In a typical tour de force, Cartwright told an audience of about 1,000 at the American Institute of Aeronautics and Astronautics annual missile defense conference that weapons that take decades to build and can address a limited array of threats will fall by the wayside. The nation, he said, cannot afford this approach any more.

"Would you buy in tough economic times something that does one thing well or something that does 100 things well, and can do things you haven't even thought about yet," he asked rhetorically.

"My money is going to go on sensors and command control," he told the audience. Architectures -- and the systems they serve -- must be changeable, ready to adapt to unforeseen threats with ease.

"We have got to be able to string these things together. Get over the traditional barriers about what domains they fly in, or what INT they are in. The guy who gets a bullet between his eyes couldn’t care less," Cartwright said.

Combine all this with the need to have a global presence and "the emphasis is going to shift to deployed forces, allies and friends," the general said.

Although she did not hear his speech, Rep.

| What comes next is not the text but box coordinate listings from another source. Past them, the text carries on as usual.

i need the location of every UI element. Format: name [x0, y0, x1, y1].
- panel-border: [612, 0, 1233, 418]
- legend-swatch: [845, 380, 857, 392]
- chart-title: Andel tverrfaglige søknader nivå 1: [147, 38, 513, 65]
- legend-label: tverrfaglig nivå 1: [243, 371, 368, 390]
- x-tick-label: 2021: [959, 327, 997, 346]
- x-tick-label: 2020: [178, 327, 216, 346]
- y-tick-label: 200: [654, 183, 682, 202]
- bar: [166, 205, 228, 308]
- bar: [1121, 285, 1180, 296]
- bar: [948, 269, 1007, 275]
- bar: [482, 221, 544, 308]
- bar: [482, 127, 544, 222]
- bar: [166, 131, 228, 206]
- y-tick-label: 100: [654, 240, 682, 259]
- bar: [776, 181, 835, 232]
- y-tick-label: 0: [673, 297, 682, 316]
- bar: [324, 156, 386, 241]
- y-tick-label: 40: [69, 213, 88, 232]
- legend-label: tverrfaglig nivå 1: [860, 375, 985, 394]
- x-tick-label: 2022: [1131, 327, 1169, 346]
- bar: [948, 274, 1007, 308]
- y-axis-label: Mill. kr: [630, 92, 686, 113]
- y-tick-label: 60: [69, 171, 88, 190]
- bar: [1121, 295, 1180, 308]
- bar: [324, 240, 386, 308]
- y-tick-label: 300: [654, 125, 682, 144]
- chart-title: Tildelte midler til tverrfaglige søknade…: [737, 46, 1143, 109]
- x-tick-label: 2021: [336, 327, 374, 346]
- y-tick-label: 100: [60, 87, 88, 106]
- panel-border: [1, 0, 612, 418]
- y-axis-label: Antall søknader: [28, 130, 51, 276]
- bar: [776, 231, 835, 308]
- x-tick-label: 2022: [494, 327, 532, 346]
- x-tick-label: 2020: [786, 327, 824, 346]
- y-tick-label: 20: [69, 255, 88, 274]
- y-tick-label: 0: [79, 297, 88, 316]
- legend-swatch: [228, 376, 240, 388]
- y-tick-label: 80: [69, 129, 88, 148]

Ellen Tauscher (D-Calif.), chairman of the House Armed Services strategic forces subcommittee, echoed many of Cartwright's themes, in particular the focus on cost. "We need to make some tough defense budget decisions," she said, noting that the "days are over" when the country could "refuse to make hard choices."

The one system she highlighted as a major problem likely to be cut: Airborne Laser, built by Boeing. One likely winner, she identified: the Aegis anti-missile system. “We must seriously consider adding additional Aegis ships and destroyers,” she said, noting the system is operational and proven in testing.